Sri Vijaya Puram : Mohammed Waseem, former Panchayat Secretary with the Andaman & Nicobar Administration, has been arrested in connection with a ₹160 crore cryptocurrency fraud that allegedly duped investors across borders through a network of fake tokens, shell firms, and digital marketing campaigns. The arrest was made by the Crime Investigation Department (CID) on Saturday. Waseem was produced in court on Monday and remanded to three days of police custody.
The case, originally filed by Netherlands-based Dutch Consultant Innovation Limited (DCI Capital), accuses Waseem and six others of orchestrating a large-scale scam. According to investigators, investor funds were funneled through misleading blockchain schemes, closed Telegram groups, and international accounts.
Waseem joined the Andaman & Nicobar Administration as a Panchayat Secretary in 2013, working across gram panchayats in South Andaman. He led multiple public sanitation initiatives.

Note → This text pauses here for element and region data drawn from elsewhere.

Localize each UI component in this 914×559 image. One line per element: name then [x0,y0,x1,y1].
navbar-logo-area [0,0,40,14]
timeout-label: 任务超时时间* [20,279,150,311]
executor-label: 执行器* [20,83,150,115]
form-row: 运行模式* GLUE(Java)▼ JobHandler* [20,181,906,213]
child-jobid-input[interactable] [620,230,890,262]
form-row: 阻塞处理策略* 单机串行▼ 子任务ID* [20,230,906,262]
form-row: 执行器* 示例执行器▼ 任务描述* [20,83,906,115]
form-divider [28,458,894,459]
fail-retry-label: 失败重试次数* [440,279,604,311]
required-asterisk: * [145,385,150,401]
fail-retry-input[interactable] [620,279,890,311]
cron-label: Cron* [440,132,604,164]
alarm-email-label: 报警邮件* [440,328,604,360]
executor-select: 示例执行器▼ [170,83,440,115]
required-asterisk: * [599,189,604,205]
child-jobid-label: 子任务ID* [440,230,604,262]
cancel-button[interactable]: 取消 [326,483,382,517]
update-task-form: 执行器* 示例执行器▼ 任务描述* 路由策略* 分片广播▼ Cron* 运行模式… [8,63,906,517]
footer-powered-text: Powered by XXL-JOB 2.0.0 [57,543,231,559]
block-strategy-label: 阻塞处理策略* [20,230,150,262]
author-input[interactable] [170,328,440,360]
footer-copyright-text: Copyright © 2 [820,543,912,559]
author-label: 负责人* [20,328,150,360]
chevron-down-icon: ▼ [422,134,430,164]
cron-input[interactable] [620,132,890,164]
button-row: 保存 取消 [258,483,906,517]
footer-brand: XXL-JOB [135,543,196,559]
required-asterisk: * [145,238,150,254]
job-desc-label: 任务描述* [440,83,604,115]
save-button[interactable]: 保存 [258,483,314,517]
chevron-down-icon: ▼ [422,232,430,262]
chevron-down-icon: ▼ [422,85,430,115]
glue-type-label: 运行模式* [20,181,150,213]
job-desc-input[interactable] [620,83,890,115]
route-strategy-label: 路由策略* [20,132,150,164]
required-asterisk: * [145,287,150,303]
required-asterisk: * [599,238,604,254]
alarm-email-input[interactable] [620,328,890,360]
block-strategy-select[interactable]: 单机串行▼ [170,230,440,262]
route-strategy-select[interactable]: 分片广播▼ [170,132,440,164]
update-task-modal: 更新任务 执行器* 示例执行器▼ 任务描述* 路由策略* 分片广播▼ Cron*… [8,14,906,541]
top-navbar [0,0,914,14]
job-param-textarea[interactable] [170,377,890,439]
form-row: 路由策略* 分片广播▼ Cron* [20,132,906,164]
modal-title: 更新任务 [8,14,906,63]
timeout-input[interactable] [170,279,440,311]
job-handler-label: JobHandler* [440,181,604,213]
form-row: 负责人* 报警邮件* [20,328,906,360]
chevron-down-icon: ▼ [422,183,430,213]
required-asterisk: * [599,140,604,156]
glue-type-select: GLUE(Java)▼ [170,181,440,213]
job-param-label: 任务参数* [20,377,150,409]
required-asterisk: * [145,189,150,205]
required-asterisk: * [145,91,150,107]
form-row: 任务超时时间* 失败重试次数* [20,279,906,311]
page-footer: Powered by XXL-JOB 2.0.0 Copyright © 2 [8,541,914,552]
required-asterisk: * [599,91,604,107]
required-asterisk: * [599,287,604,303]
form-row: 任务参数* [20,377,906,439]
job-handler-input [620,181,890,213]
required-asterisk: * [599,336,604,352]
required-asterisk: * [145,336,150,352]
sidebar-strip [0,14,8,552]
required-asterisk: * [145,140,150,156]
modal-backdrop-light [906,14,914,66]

According to Waseem’s statements in his LinkedIn profile, his exposure to Bitcoin dates back to his engineering college days in 2011. That early curiosity turned into conviction by 2016, when a newspaper article reportedly pushed him to explore blockchain technology more seriously. In 2019, Waseem registered Aza Enterprises Private Limited, the company now at the center of the complaint.
By January 2021, he formally launched Aza Ventures, positioning it as a pooled investment platform giving retail investors access to private sales in early-stage crypto projects. Waseem later left his government job and is said to have shifted base to Dubai, where he supposedly expanded the company’s global footprint. According to archived marketing materials, the firm claimed to have facilitated over $80 million in investments and backed more than 100 blockchain projects, including names like Celestia, Aptos, EGLD, and Beam.
Waseem has denied the allegations. His legal team insists the case is politically motivated, and that he is being framed for the actions of others in the crypto startup ecosystem. He has filed a counter-complaint naming Ravindra Kumar, the former CEO of blockchain firm Self Chain, as the actual mastermind behind the failed project. Authorities have appealed to victims to come forward and lodge formal complaints.